The trademarks referenced in this document are property of their respective owner. This applies but is not limited to Windows (Microsoft), RedHat, SUSE, Ubuntu (Canonical), Open Telekom Cloud (T-Systems).


  1. While DNS does provide application level fallback, a load balancing solution has been chosen for DNS to deal with higher loads and to allow customers to use an independent secondary name server. 

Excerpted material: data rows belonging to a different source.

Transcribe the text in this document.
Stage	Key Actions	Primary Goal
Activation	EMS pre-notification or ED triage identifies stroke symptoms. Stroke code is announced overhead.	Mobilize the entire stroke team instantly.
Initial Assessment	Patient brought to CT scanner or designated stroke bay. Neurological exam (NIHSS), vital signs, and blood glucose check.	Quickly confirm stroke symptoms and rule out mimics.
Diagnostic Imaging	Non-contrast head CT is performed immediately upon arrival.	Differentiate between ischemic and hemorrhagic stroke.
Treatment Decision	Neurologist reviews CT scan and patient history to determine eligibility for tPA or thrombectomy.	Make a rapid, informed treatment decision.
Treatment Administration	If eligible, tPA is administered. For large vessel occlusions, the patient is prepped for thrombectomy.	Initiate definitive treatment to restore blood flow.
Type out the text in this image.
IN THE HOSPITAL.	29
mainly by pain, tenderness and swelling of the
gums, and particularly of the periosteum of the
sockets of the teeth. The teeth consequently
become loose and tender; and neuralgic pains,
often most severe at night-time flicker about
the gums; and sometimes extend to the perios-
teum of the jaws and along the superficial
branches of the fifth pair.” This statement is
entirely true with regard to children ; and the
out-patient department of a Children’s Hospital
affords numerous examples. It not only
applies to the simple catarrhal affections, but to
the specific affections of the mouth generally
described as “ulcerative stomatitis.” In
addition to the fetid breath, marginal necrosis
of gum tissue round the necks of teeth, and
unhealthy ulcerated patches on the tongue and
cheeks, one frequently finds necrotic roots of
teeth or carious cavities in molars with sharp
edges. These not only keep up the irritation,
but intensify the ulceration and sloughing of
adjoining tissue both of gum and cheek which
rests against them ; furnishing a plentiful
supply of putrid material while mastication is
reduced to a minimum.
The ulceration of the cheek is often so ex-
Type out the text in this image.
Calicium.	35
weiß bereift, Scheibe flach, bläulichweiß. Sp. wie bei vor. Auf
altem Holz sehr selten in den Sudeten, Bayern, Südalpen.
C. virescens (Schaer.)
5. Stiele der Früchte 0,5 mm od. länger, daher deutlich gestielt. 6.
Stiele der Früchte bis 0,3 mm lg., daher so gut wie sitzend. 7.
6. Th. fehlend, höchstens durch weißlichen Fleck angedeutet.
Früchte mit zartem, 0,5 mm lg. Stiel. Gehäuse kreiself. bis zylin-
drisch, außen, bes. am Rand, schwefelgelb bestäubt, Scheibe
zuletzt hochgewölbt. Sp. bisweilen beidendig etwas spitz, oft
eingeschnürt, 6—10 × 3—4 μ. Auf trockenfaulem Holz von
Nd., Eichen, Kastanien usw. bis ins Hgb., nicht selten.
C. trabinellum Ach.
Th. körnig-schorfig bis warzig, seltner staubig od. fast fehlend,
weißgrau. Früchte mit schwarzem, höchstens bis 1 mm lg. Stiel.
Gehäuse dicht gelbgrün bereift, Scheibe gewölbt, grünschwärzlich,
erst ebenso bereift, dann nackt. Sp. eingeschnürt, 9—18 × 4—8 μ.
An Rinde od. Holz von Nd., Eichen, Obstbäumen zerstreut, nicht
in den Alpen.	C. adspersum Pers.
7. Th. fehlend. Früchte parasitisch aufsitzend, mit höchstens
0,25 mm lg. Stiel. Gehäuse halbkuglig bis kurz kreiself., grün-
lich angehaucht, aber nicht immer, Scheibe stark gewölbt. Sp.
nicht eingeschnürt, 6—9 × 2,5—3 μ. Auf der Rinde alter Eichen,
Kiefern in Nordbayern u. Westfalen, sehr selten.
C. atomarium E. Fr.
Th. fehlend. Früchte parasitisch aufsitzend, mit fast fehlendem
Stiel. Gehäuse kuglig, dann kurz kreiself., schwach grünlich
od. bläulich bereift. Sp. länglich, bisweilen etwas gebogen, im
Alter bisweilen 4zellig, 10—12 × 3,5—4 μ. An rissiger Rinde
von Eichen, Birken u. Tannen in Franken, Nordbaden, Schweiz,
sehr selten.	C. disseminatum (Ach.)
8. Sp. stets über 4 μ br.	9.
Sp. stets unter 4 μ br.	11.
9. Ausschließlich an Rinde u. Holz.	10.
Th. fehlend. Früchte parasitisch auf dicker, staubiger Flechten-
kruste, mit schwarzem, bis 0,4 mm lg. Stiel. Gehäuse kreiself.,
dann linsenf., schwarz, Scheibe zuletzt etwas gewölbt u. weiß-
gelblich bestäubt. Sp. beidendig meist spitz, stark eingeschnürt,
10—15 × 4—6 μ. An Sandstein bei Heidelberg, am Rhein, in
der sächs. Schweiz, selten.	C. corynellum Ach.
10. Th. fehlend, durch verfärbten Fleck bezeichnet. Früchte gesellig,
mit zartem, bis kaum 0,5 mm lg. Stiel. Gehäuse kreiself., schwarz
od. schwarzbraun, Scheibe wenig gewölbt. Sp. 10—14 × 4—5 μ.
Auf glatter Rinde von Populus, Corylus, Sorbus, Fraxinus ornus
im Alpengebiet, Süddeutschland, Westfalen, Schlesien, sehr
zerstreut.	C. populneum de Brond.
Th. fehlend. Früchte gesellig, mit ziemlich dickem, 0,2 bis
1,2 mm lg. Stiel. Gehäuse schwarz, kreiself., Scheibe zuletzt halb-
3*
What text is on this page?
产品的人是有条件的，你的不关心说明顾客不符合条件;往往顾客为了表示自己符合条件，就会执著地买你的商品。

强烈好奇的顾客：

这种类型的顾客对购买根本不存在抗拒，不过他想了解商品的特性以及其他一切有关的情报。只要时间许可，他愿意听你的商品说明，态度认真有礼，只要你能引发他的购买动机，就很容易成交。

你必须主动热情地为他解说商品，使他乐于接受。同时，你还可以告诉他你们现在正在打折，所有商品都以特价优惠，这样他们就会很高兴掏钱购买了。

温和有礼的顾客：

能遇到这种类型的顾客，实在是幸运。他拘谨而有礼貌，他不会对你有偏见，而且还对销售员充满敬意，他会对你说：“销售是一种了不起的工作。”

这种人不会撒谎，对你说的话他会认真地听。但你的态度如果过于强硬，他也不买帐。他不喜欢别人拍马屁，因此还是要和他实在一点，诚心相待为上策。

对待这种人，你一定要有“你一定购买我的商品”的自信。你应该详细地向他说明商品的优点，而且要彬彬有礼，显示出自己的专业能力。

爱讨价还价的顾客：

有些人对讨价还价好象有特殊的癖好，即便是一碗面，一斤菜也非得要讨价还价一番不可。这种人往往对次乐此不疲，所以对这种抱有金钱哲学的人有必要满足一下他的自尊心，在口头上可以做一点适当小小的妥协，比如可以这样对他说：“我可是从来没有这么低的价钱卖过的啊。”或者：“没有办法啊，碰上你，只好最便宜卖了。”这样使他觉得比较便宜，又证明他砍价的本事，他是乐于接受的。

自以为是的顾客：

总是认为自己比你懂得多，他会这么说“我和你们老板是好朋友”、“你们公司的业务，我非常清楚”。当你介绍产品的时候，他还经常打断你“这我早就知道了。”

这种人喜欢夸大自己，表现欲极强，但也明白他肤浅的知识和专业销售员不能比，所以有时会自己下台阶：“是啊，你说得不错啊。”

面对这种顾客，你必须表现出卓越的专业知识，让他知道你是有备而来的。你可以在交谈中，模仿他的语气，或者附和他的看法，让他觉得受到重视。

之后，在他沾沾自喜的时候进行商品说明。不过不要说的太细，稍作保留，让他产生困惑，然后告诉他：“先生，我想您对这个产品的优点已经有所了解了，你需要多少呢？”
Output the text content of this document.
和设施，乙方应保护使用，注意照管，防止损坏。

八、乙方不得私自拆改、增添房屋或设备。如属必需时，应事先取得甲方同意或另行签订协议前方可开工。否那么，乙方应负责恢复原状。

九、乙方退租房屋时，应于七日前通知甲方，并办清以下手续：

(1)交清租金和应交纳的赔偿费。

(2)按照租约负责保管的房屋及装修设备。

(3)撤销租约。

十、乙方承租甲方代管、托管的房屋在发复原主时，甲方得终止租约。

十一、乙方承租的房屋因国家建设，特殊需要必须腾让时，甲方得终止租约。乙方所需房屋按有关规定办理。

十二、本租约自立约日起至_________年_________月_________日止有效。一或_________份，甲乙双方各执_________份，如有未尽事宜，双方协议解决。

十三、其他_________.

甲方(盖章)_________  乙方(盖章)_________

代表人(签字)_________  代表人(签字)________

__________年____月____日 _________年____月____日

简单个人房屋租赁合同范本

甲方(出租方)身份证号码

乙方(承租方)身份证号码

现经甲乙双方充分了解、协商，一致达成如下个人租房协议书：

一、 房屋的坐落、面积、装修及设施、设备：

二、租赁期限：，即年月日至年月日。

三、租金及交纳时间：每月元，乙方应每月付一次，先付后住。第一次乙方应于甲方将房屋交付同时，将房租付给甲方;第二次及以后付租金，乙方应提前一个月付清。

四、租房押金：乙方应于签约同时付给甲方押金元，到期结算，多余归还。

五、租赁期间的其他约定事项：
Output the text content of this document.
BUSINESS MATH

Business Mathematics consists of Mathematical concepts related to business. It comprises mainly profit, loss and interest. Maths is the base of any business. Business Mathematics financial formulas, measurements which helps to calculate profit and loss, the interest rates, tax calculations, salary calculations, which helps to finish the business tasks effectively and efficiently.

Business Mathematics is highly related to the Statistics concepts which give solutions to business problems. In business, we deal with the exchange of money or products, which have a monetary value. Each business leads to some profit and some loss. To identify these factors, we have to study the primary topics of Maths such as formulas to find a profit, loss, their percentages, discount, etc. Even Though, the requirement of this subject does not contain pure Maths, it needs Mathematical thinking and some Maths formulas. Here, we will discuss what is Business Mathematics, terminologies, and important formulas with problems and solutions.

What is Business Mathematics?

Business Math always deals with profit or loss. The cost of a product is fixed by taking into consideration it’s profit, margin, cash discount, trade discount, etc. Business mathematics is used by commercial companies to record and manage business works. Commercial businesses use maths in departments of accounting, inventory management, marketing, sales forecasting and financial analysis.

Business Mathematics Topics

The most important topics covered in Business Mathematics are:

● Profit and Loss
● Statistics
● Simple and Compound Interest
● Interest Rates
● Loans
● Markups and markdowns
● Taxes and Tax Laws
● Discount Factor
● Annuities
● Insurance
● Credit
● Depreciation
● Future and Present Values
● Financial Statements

  2. The SUSE repository mirror also hosts the repositories from Open Build Service and the vendor-data. 

  3. Canonical does not allow to change images; this is the reason for lack of preconfiguration in Ubuntu. 

  4. Many other OTC API endpoints (nova, cinder, glance, neutron, etc.) are on the same IP address, as they are all routed through the same API gateway. 

  5. These are the new OTC 2.0 services behind a new API gateway.